Dynamic ordering decisions with approximate learning of supply yield uncertainty

Abstract

We consider the real-life problem of a coach bus manufacturer located in Turkey, facing the problem of setting ordering quantities for a part procured from an unreliable supplier, where the number of items delivered is binomially distributed with an unknown yield parameter, p. We use the well-defined finite-horizon planning context with deterministic demand per period, purchasing, holding, and shortage costs to investigate the effectiveness of a fill-rate based approximate learning scheme in comparison to an exact Bayesian learning scheme, where observations on the supplier's delivery performance are used to update the assumed distribution of p. We formulate the exact optimal learning problem as a Bayes-adaptive Markov decision process and solve the corresponding finite horizon stochastic dynamic program to provide insights on the value of online learning in comparison to the unrealistic perfect information (PI) and no information (NT) benchmarks.

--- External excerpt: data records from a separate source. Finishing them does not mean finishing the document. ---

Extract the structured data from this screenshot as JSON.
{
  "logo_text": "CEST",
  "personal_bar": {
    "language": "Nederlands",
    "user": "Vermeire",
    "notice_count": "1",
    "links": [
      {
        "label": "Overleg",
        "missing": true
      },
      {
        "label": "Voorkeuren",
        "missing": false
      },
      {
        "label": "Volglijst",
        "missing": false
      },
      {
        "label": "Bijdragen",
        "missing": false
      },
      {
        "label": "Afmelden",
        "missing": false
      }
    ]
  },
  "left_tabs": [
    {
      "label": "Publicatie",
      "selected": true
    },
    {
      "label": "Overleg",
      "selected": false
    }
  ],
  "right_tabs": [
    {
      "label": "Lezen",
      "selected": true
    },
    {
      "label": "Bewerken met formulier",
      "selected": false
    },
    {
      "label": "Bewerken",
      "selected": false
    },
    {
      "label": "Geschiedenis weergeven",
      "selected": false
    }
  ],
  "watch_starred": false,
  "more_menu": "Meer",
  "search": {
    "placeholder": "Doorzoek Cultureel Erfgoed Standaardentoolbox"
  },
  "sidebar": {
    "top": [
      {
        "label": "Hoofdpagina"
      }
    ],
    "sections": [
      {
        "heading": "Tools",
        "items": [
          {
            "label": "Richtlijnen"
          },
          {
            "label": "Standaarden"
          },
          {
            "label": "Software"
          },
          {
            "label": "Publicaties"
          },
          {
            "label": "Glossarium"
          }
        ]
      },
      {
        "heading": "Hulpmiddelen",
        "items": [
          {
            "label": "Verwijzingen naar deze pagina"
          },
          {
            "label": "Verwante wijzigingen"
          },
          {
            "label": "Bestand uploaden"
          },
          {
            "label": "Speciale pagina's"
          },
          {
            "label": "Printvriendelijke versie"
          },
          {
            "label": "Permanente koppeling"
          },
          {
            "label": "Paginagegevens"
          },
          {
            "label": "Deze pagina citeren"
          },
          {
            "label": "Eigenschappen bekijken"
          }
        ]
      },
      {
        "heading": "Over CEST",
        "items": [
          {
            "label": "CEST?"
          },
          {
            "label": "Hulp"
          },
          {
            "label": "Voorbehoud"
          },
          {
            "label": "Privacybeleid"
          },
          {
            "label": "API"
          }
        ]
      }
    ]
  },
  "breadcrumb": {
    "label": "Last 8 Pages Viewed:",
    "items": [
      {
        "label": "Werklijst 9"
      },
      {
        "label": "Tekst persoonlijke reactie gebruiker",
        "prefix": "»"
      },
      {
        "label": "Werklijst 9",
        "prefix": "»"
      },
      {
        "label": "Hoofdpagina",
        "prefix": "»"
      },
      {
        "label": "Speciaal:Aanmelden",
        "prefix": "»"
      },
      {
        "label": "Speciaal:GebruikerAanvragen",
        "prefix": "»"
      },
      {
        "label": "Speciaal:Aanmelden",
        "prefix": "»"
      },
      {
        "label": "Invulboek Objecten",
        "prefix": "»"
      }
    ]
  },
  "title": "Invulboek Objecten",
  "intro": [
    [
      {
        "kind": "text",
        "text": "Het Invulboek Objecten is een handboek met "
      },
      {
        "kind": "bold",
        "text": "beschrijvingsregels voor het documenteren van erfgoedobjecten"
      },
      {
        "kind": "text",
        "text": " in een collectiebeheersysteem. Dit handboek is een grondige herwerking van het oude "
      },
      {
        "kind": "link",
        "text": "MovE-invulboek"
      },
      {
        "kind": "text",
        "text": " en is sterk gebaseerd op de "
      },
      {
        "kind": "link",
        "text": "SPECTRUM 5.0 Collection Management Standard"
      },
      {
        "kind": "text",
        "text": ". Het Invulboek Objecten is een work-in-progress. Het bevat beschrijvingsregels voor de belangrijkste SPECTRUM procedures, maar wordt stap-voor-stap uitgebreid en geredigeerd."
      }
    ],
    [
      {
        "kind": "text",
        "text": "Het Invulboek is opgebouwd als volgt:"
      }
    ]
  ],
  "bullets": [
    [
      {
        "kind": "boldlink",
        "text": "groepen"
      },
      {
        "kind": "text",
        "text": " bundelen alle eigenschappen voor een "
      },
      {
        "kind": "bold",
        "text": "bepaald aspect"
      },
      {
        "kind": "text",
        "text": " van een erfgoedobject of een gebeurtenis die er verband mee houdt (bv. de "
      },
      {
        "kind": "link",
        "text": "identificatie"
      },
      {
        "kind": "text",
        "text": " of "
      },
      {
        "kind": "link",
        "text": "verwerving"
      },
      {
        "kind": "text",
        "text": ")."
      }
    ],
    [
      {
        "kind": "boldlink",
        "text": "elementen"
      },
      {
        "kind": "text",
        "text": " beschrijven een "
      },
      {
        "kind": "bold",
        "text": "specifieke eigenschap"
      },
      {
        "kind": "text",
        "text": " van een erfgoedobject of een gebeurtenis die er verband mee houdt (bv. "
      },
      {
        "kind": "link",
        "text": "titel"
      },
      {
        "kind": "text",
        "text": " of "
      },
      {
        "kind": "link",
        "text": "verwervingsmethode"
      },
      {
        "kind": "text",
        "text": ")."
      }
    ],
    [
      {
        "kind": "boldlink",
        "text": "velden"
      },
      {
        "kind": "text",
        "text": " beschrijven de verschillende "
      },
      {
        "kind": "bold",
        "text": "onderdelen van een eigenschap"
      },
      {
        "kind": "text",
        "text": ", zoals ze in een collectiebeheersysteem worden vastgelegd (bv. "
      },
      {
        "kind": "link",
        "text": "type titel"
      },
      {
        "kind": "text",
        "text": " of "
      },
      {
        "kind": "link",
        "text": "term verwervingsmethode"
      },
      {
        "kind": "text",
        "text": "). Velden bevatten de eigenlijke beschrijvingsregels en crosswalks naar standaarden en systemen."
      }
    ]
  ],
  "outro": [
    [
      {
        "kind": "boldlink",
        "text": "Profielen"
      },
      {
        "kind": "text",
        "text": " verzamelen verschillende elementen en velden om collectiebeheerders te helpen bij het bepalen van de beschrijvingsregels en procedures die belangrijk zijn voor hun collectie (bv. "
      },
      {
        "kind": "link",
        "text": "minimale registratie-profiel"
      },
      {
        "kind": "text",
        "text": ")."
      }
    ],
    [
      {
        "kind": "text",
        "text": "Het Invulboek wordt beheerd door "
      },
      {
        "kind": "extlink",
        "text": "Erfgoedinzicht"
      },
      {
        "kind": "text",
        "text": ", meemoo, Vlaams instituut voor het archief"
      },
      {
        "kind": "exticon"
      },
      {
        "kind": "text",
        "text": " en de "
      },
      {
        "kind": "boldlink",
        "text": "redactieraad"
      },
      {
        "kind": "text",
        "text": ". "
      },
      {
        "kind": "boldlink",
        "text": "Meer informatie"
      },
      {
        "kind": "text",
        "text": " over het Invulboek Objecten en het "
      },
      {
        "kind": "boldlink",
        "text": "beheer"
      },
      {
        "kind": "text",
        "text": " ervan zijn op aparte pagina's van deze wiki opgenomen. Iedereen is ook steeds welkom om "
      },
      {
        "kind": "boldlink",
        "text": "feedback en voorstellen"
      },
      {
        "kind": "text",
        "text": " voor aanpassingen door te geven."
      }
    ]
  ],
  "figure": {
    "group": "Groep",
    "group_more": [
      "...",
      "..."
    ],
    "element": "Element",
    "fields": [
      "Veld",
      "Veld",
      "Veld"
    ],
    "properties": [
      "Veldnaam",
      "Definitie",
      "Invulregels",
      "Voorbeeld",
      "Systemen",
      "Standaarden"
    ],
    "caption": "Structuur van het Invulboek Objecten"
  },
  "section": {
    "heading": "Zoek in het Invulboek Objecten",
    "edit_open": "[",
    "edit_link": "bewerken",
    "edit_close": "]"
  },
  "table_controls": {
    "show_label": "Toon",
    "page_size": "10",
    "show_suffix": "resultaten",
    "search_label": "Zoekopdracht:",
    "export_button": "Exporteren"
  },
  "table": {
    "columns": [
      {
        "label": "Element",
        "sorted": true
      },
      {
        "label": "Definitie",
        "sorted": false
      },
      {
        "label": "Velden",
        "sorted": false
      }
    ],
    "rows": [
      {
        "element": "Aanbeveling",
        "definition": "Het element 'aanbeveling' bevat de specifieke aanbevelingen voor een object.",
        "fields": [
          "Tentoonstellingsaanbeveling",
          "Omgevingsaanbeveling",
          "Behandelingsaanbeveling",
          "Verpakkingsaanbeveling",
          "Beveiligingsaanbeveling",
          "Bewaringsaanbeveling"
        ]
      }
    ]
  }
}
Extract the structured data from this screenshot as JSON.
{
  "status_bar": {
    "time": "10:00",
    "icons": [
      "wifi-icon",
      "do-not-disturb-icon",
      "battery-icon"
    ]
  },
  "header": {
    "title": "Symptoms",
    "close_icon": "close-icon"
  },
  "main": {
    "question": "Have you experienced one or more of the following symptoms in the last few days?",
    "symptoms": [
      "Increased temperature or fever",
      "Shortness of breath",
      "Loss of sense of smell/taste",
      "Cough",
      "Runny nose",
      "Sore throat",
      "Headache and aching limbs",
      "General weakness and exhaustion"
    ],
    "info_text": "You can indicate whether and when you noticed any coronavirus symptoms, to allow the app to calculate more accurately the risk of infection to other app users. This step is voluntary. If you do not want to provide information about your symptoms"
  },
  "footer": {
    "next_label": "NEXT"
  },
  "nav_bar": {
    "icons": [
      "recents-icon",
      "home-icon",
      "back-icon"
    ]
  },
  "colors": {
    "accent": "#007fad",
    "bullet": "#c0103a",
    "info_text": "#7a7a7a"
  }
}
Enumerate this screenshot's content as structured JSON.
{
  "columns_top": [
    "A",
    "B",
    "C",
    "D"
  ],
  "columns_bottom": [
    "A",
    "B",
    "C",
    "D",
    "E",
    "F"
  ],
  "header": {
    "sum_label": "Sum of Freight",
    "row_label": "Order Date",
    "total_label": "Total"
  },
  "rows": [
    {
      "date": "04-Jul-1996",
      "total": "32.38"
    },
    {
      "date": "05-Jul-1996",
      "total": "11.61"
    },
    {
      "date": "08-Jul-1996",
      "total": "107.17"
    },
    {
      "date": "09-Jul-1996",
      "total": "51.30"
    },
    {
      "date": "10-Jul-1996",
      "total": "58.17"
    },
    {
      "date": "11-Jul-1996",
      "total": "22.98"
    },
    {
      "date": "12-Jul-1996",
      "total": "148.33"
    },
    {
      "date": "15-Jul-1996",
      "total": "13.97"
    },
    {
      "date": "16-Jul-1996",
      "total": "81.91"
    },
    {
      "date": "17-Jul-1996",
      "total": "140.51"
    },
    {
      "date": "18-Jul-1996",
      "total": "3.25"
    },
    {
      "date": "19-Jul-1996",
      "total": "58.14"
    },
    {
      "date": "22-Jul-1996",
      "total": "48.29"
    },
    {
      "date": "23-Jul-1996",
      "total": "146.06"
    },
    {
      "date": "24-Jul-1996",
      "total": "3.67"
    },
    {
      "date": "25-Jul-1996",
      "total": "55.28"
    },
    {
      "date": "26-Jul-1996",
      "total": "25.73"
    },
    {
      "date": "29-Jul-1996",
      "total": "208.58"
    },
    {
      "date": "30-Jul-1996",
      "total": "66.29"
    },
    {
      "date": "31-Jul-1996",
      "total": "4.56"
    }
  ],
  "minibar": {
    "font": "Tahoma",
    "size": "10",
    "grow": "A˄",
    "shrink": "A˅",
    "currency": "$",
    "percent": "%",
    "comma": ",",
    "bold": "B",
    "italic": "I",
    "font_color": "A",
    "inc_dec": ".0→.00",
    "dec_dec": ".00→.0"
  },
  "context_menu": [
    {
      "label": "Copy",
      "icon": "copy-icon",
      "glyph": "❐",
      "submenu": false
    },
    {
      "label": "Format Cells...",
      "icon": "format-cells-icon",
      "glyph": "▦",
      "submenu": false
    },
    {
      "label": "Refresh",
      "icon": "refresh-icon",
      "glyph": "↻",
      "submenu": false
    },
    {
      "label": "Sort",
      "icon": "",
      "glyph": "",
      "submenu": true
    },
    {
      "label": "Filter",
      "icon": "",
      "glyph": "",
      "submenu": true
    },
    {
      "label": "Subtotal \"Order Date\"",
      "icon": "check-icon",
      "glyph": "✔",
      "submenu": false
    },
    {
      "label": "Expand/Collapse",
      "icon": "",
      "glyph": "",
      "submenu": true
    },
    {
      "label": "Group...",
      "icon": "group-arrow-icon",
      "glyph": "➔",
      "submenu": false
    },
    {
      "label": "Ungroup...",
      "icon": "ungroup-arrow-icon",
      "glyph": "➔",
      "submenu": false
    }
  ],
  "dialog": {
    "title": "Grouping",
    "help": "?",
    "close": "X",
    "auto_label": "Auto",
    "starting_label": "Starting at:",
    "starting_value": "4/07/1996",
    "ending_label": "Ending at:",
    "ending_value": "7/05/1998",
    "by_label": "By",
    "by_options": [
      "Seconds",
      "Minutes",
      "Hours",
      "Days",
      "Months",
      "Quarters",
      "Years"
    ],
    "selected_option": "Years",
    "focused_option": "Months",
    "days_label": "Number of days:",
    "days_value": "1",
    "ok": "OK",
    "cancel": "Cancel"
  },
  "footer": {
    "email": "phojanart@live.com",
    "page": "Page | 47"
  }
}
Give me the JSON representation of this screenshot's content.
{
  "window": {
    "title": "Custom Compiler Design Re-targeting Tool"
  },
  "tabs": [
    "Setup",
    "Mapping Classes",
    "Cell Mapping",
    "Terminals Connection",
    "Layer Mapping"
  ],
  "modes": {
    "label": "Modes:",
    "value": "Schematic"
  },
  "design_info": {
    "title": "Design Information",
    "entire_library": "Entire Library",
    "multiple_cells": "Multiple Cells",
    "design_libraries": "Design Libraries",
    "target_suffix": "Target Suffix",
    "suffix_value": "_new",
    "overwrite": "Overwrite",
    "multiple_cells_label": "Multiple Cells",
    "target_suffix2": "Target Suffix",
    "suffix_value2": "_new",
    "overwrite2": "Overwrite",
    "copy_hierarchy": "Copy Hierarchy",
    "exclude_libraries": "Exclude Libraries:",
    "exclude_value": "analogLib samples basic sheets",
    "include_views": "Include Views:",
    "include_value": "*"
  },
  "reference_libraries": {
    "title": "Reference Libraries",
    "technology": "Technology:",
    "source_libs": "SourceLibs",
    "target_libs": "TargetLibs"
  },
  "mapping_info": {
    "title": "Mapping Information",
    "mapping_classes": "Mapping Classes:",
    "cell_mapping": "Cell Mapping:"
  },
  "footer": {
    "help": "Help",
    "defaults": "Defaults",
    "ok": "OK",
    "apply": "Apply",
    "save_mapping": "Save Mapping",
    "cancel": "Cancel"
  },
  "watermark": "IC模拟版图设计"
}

We contrast the performance of the so-called Bayesian Updating (BU) policy to other practical approaches such as using an assumed/guessed value of p and implementing a constant safety stock. Noting the significant value of learning, we finally study the effectiveness of an approximate learning formulation that does not enjoy the asymptotic consistency and convergence properties but involves much lower computational burden, and demonstrate its confounding performance, at times beating the BU policy with exact Bayesian updates.